Cette vidéo, à portée didactique, donne à méditer sur six exemples de résistance civile non violente durant le XXème siècle. On peut les diviser en trois catégories selon la principale cible des luttes :

  • L’occupation étrangère ;

  • La ségrégation raciale ;

  • La répression dictatoriale.

Chaque exemple est présenté par un court-métrage de 25 minutes racontant la naissance, l’évolution et l’aboutissement de ces mouvements populaires.

S’ils sont pris dans différents pays et contextes politiques, on retrouve à chaque fois les mêmes principes de base :

  • Détermination des peuples à se battre pour leur(s) liberté(s) ;

  • Importance de persister dans la non violence ;

  • Efficacité d’une stratégie intelligente.

Ce sont par ailleurs de très bonnes sources de réflexion et d’inspiration dans la mesure où les enseignements que l’on peut en tirer sont bien mis en évidence.

Inde - 1930

La vidéo débute logiquement sur le mouvement mené en Inde par Gandhi, considéré comme le précurseur du mouvement non-violent et souvent repris en modèle. La fameuse Marche du Sel, entreprise en 1930, marque un tournant dans le combat du peuple indien contre l’empire britannique colonisateur. Elle met en effet en perspective la force d’un peuple uni et non soumis face à un oppresseur, aussi puissant soit-il.
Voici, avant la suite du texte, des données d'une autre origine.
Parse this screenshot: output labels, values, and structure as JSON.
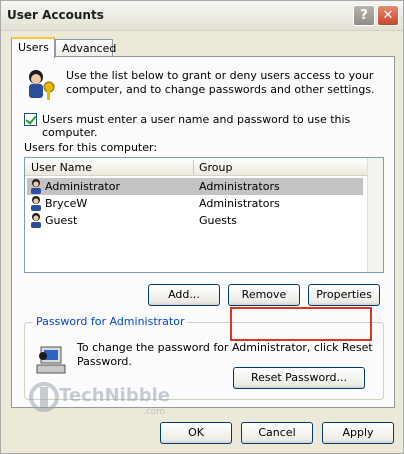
{
  "window": {
    "title": "User Accounts",
    "help_glyph": "?",
    "close_glyph": "✕"
  },
  "tabs": [
    {
      "label": "Users",
      "active": true
    },
    {
      "label": "Advanced",
      "active": false
    }
  ],
  "users_tab": {
    "intro": "Use the list below to grant or deny users access to your computer, and to change passwords and other settings.",
    "require_login_label": "Users must enter a user name and password to use this computer.",
    "require_login_checked": true,
    "users_label": "Users for this computer:",
    "columns": [
      "User Name",
      "Group"
    ],
    "users": [
      {
        "name": "Administrator",
        "group": "Administrators",
        "selected": true
      },
      {
        "name": "BryceW",
        "group": "Administrators",
        "selected": false
      },
      {
        "name": "Guest",
        "group": "Guests",
        "selected": false
      }
    ],
    "buttons": {
      "add": "Add...",
      "remove": "Remove",
      "properties": "Properties"
    }
  },
  "password_group": {
    "legend": "Password for Administrator",
    "text": "To change the password for Administrator, click Reset Password.",
    "reset_button": "Reset Password..."
  },
  "dialog_buttons": {
    "ok": "OK",
    "cancel": "Cancel",
    "apply": "Apply"
  },
  "watermark": {
    "text": "TechNibble",
    "sub": ".com"
  },
  "colors": {
    "accent_tab": "#ffc83c",
    "highlight": "#e0341c",
    "legend": "#0046d5"
  }
}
Elle illustre avec brio le principe de base de la résistance civile : le refus de coopérer avec l’injustice est le meilleur moyen de la combattre.
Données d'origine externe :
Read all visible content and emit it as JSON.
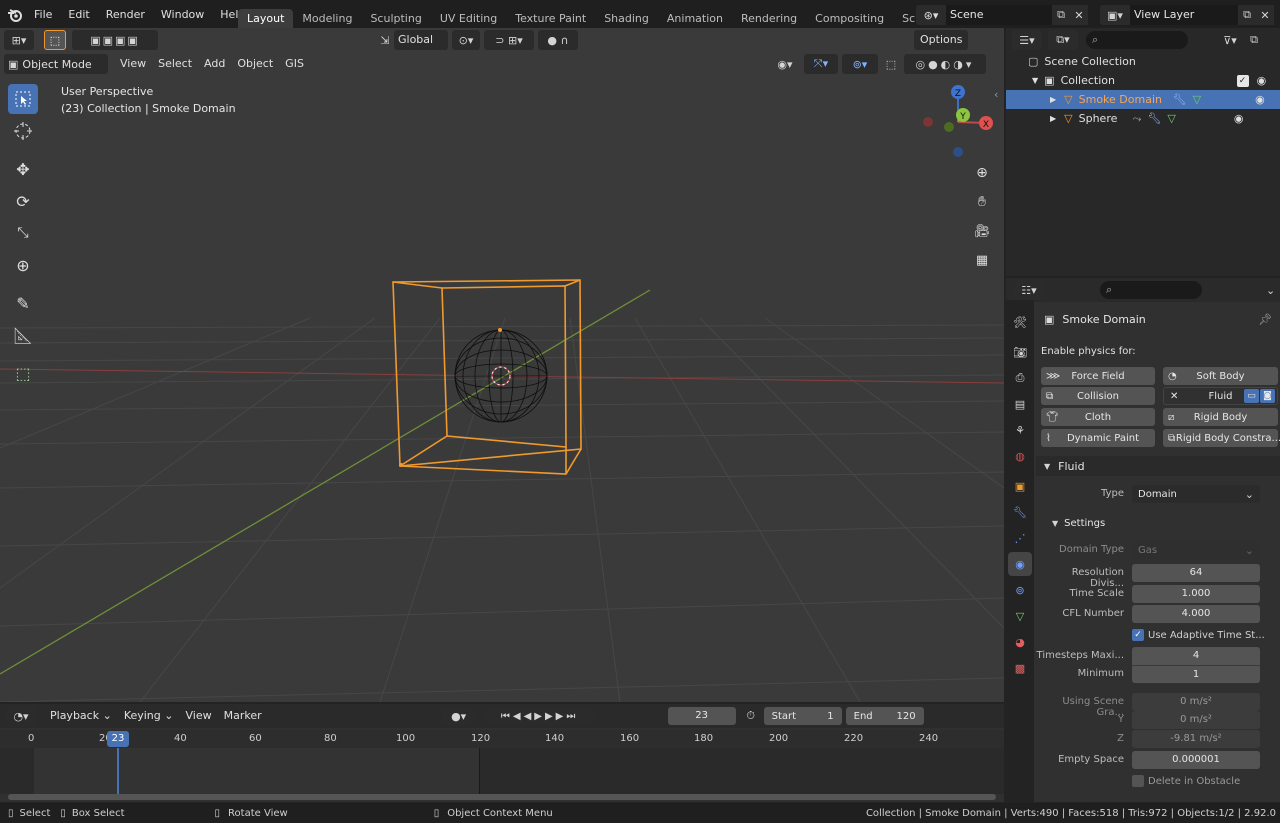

Ainsi, le mouvement de désobéissance se propage dans tout le pays et prend une grande valeur symbolique à mesure que la Marche avance. Les démissions se font en masse, les tissus importés sont boycottés. Commettre une infraction et se faire emprisonner devient la fierté d’un peuple digne, refusant son statut d’esclave, avec la volonté inébranlable de suivre la satyagaha (force de la vérité). Lorsque Gandhi est arrêté, il est ravi : la résistance prend de l’ampleur. La répression qui lui répond – réunions politiques interdites, presse censurée, milliers d’arrestations, etc. – sape la légitimité et l’autorité du pouvoir et illustre au Monde entier l’injustice et la férocité du gouvernement britannique. Celui-ci est contraint d’entamer des négociations et de procéder à des libérations. Gandhi sera le premier Indien à être reçu d’égal à égal au Palais royal. Et s’il mécontente la population en acceptant d’entamer des pourparlers, il sait qu’il faut du temps au processus de libération pour s’établir. L’essentiel est que soient révélés le potentiel du peuple d’une part, et la fin de la pertinence de la présence britannique d’autre part. 16 ans plus tard, en 1947, l’Inde devient indépendante.

Cet exemple démontre bien qu’il n’existe pas de pouvoir sans la coopération du peuple, et que ce dernier peut résister efficacement avec des armes non violentes. Il montre aussi l’importance de l’intelligence du meneur de la lutte. Nous avons ici à faire à une véritable figure emblématique, à la fois fin psychologue, observateur politique pertinent, brillant stratège, philosophe établi, véritable activiste, enfin, le meilleur « publiciste » de l’Inde… Gandhi a bouleversé le siècle en jetant les bases du mouvement non violent.

Etats-Unis - 1960

Le deuxième épisode met en perspective l’action civile non violente en tant que véritable combat.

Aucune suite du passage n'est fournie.